CI debugging & infrastructure analysis

Diagnose CI/CD failures, analyze infrastructure diffs, and auto-fix quality issues with DojOps.

Difficulty: Intermediate Duration: 30 minutes What you’ll build: A working diagnostic workflow — you’ll debug three different CI failure types, analyze a high-risk Terraform plan diff, auto-remediate quality findings, and integrate provider health checks into a monitoring script.

What you’ll learn

How dojops debug ci identifies root causes from raw CI log output
Which failure patterns the LLM recognizes and how to feed it the right input
How dojops analyze diff assesses risk, cost, and security impact in Terraform plans
How quality check auto-remediation generates targeted fixes with backup preservation
How to use JSON output mode for CI integration and monitoring

Prerequisites

DojOps installed and configured with an LLM provider
A project with DevOps configs (run dojops init first, or use the example repo )

Workshop steps

Step 1: Debug a CI failure — dependency resolution

The most common CI failure pattern is a dependency resolution error. Here’s what it looks like in practice, and how to diagnose it fast.

Paste the error log directly into dojops debug ci:


dojops debug ci "npm ERR! ERESOLVE unable to resolve dependency tree
npm ERR! While resolving: my-app@1.0.0
npm ERR! Found: react@18.2.0
npm ERR! Could not resolve dependency:
npm ERR! peer react@'^17.0.0' from react-beautiful-dnd@13.1.1
npm ERR! node_modules/react-beautiful-dnd
npm ERR!   react-beautiful-dnd@'*' from the root project"


┌  CI Failure Diagnosis
│
│  Error Type:    Dependency Resolution (ERESOLVE)
│  CI Platform:   npm / package manager
│  Confidence:    high
│
│  Root Cause:
│  react-beautiful-dnd@13.1.1 declares a peer dependency on React 17.
│  Your project has React 18.2.0. npm v7+ enforces peer dependencies
│  strictly, so the install fails rather than silently mismatching.
│
│  Options (ranked by recommendation):
│
│  1. Replace react-beautiful-dnd with @hello-pangea/dnd (best)
│     This is the maintained React 18 fork with an identical API.
│     Migration: npm uninstall react-beautiful-dnd
│               npm install @hello-pangea/dnd
│     Change imports: 'react-beautiful-dnd' → '@hello-pangea/dnd'
│
│  2. Use --legacy-peer-deps (acceptable short-term)
│     In your workflow: npm ci --legacy-peer-deps
│     This bypasses the peer check. The package may still work at
│     runtime but you're operating outside the declared contract.
│
│  3. Pin react to 17 (not recommended)
│     This downgrades your entire app to React 17.
│
│  CI Fix (immediate):
│  Add to your workflow install step:
│    run: npm ci --legacy-peer-deps
│
└  Diagnosis complete

The diagnosis explains why the failure occurred, not just what failed. Option 1 is the right long-term fix. Option 2 unblocks CI while you plan the migration. The distinction matters — --legacy-peer-deps is a debt you’ll pay later.

Step 2: Debug a CI failure — TypeScript compilation

Type errors in CI are noisier than they look.

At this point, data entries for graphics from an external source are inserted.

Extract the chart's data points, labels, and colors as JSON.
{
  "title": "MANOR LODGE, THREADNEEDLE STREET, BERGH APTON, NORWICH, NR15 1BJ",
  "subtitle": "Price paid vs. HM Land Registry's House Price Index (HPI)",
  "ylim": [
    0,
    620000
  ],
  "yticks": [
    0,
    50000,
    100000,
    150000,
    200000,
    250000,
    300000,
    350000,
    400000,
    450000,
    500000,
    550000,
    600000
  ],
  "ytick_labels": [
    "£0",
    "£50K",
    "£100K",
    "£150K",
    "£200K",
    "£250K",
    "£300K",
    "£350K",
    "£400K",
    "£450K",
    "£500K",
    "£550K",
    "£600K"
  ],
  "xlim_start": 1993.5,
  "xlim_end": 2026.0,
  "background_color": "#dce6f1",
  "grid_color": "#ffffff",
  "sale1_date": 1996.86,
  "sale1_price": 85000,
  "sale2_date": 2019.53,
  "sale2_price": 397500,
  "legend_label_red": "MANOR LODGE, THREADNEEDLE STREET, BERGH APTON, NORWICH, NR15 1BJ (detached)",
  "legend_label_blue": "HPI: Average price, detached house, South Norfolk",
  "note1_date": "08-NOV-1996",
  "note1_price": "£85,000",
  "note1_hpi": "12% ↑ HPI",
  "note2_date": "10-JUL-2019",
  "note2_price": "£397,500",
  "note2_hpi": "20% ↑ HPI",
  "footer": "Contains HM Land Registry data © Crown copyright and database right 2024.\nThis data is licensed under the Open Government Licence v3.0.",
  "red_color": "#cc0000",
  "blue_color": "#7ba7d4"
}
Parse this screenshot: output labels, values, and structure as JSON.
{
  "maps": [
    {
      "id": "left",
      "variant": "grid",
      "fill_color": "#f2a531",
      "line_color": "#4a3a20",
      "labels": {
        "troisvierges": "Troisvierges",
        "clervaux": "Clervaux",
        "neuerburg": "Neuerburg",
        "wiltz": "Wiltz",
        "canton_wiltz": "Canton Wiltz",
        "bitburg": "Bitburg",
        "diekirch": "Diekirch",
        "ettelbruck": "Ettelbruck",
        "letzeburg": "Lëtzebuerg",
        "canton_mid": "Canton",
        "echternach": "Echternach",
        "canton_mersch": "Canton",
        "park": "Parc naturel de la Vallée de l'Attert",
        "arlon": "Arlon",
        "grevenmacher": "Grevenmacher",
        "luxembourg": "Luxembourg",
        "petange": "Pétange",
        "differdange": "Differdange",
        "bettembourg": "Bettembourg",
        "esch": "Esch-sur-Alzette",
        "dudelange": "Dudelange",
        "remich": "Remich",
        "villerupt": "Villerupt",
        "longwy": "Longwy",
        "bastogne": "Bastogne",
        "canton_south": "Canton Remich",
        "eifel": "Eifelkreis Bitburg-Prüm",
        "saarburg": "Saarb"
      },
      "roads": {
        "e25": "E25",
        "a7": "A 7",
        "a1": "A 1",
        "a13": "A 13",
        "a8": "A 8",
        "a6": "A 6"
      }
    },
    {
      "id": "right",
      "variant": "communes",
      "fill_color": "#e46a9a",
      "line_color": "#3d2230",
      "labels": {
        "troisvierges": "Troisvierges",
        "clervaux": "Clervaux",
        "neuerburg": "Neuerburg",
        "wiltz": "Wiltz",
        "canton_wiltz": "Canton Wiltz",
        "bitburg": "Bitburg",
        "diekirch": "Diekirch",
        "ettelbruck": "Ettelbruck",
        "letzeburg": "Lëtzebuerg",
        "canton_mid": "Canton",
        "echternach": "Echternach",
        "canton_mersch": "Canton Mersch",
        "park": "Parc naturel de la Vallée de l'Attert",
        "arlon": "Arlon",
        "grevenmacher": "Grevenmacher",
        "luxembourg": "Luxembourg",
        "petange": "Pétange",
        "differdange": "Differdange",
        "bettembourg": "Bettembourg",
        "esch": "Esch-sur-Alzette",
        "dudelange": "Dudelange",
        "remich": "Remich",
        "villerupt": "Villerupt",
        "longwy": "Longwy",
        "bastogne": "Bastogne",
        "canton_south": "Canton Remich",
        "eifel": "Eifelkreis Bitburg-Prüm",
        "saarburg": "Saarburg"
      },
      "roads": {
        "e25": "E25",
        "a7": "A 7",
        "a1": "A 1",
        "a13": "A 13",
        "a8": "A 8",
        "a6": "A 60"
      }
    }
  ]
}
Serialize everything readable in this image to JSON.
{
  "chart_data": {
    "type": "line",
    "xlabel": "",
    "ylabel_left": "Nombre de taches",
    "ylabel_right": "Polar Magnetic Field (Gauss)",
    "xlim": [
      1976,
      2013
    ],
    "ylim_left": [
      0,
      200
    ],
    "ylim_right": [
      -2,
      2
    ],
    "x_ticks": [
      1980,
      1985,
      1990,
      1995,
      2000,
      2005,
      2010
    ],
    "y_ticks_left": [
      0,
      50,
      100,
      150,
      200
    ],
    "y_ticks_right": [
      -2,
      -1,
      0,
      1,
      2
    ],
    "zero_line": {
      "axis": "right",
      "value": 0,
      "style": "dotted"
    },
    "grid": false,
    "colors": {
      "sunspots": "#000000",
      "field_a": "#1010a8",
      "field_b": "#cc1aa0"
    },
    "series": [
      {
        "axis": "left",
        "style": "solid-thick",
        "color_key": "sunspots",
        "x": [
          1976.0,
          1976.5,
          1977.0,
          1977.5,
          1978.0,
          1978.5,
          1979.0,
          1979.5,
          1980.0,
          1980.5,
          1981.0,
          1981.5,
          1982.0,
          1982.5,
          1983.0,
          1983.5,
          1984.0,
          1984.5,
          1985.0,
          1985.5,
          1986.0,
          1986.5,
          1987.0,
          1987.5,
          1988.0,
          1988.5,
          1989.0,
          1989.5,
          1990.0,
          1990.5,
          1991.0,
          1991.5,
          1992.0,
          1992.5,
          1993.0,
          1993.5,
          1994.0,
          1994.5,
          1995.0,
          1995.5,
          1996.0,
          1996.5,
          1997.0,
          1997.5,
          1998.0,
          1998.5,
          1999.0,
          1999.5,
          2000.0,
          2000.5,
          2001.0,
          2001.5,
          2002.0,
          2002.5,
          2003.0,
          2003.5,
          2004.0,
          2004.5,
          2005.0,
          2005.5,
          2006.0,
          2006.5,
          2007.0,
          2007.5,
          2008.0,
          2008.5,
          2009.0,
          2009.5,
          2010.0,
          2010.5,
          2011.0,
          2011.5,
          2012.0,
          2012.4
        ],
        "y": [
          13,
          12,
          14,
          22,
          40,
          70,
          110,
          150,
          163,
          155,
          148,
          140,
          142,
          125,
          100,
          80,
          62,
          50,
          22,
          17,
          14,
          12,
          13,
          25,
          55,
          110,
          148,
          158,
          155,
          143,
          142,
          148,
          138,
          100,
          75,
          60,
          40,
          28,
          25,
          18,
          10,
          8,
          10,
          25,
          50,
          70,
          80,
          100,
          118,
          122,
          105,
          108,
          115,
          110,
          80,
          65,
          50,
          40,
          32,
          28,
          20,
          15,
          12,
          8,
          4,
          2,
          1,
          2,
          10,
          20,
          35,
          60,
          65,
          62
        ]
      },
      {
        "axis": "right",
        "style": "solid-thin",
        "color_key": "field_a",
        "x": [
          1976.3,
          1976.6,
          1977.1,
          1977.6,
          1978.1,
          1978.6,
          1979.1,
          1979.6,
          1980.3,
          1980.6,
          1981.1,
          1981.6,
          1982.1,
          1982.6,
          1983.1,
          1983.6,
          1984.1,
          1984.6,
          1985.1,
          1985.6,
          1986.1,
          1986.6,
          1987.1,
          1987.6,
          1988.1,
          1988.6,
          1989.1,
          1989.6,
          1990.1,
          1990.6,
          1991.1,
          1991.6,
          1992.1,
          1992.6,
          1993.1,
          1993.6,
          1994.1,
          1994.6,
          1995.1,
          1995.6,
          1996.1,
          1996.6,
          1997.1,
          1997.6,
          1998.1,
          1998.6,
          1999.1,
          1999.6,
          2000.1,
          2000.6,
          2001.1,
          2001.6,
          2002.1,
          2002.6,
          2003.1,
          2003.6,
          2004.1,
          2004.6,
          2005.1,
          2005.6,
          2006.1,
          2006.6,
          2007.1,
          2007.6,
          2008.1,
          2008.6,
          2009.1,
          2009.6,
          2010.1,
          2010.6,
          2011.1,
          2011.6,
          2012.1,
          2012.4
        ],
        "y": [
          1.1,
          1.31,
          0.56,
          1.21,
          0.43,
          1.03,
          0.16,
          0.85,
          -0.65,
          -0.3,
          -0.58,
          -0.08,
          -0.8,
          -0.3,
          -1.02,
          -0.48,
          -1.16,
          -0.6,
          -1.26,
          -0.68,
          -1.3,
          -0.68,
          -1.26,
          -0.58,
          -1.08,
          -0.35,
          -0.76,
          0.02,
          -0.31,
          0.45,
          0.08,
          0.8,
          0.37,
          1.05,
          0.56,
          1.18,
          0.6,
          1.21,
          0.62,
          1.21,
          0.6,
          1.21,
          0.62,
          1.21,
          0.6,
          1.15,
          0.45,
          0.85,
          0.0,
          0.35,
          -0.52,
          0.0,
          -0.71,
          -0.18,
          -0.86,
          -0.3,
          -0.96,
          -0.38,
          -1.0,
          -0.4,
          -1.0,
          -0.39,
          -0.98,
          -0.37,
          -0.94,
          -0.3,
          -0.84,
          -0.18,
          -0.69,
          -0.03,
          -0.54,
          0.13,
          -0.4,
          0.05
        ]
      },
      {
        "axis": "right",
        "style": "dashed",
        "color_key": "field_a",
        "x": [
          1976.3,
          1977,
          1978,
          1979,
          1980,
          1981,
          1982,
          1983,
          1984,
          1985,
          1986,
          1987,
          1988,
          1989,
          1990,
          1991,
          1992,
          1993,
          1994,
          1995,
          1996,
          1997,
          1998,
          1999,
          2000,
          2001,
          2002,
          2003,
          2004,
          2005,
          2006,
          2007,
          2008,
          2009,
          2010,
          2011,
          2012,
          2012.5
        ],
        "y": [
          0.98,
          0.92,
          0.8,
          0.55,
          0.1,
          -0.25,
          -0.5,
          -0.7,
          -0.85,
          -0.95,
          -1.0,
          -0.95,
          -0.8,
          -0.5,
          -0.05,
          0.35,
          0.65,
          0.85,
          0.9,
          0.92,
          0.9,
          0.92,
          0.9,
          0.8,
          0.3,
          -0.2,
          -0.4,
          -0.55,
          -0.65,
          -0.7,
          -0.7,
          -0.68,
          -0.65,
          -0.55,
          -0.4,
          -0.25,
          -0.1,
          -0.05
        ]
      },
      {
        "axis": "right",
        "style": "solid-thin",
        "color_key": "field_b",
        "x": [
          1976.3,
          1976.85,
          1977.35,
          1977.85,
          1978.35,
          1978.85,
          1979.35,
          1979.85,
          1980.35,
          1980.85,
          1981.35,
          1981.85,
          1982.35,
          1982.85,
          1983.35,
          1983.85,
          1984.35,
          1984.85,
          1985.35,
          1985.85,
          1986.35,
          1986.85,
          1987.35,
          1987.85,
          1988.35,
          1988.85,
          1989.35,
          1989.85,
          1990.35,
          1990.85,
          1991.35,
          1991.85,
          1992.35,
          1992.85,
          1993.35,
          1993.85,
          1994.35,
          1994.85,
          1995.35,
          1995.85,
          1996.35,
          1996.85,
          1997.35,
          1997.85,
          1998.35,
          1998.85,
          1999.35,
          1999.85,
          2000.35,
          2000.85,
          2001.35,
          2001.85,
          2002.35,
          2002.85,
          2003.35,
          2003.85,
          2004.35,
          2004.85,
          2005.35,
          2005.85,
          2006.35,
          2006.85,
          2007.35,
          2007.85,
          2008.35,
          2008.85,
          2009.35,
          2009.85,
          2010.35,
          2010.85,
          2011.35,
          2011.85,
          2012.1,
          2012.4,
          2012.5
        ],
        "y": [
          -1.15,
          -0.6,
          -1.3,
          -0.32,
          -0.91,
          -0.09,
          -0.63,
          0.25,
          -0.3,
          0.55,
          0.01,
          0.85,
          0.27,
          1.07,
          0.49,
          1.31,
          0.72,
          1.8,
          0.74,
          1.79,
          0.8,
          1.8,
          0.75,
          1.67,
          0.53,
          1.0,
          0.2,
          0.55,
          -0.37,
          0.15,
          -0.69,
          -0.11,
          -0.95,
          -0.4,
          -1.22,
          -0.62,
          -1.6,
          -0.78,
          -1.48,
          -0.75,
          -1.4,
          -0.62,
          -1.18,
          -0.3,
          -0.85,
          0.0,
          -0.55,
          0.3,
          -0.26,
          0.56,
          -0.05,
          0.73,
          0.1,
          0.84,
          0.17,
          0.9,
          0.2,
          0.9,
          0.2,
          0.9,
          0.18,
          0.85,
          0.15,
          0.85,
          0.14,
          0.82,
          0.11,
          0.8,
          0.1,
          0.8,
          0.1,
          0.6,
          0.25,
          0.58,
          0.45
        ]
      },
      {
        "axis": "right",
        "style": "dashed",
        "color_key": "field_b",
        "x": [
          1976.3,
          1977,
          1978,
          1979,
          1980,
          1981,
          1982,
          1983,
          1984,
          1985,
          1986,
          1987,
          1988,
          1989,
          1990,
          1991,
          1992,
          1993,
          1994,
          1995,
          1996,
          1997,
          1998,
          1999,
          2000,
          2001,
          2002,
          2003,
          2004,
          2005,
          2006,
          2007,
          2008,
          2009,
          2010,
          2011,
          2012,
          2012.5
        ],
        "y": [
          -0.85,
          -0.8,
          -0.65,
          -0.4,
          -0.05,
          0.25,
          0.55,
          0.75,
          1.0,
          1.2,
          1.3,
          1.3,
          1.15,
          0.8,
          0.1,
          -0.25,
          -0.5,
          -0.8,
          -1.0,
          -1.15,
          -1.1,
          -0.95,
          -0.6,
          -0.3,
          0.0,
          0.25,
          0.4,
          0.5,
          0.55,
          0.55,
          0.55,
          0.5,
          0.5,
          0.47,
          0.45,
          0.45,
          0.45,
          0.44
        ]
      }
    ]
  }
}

The raw output contains file paths, line numbers, and error codes — the LLM extracts the signal.


dojops debug ci "ERROR: tsc failed with exit code 1
src/api/handlers.ts(142,5): error TS2345: Argument of type 'string | undefined' is not assignable to parameter of type 'string'.
  Type 'undefined' is not assignable to type 'string'.
src/api/handlers.ts(158,12): error TS18047: 'req.user' is possibly 'null'.
src/utils/logger.ts(23,3): error TS7006: Parameter 'message' implicitly has an 'any' type."


┌  CI Failure Diagnosis
│
│  Error Type:    TypeScript Compilation (tsc)
│  Files:         handlers.ts, logger.ts (2 files, 3 errors)
│  Confidence:    high
│
│  Error 1 — TS2345 (handlers.ts:142)
│  The variable passed to a function expects string but can be undefined.
│  Pattern: accessing an optional property without a null check.
│  Fix: Add a non-null assertion or guard:
│    option A: functionCall(value ?? '')  — use empty string fallback
│    option B: if (!value) return;        — early return pattern
│    option C: functionCall(value!)       — assert non-null (only if
│               you're certain it can't be undefined at this point)
│
│  Error 2 — TS18047 (handlers.ts:158)
│  req.user is typed as User | null (common in Express + Passport).
│  Fix: Add a null guard before accessing it:
│    if (!req.user) { return res.status(401).json({ error: 'Unauthorized' }); }
│
│  Error 3 — TS7006 (logger.ts:23)
│  Parameter lacks a type annotation. TypeScript inferred 'any' and
│  your tsconfig has noImplicitAny: true.
│  Fix: Add explicit type: function log(message: string): void { ... }
│
│  No shared root cause — these are three independent issues.
│
└  Diagnosis complete

Three independent errors with three independent fixes. The LLM identified the pattern behind each one (optional property access, Express middleware typing, implicit any) rather than just quoting the error code back at you.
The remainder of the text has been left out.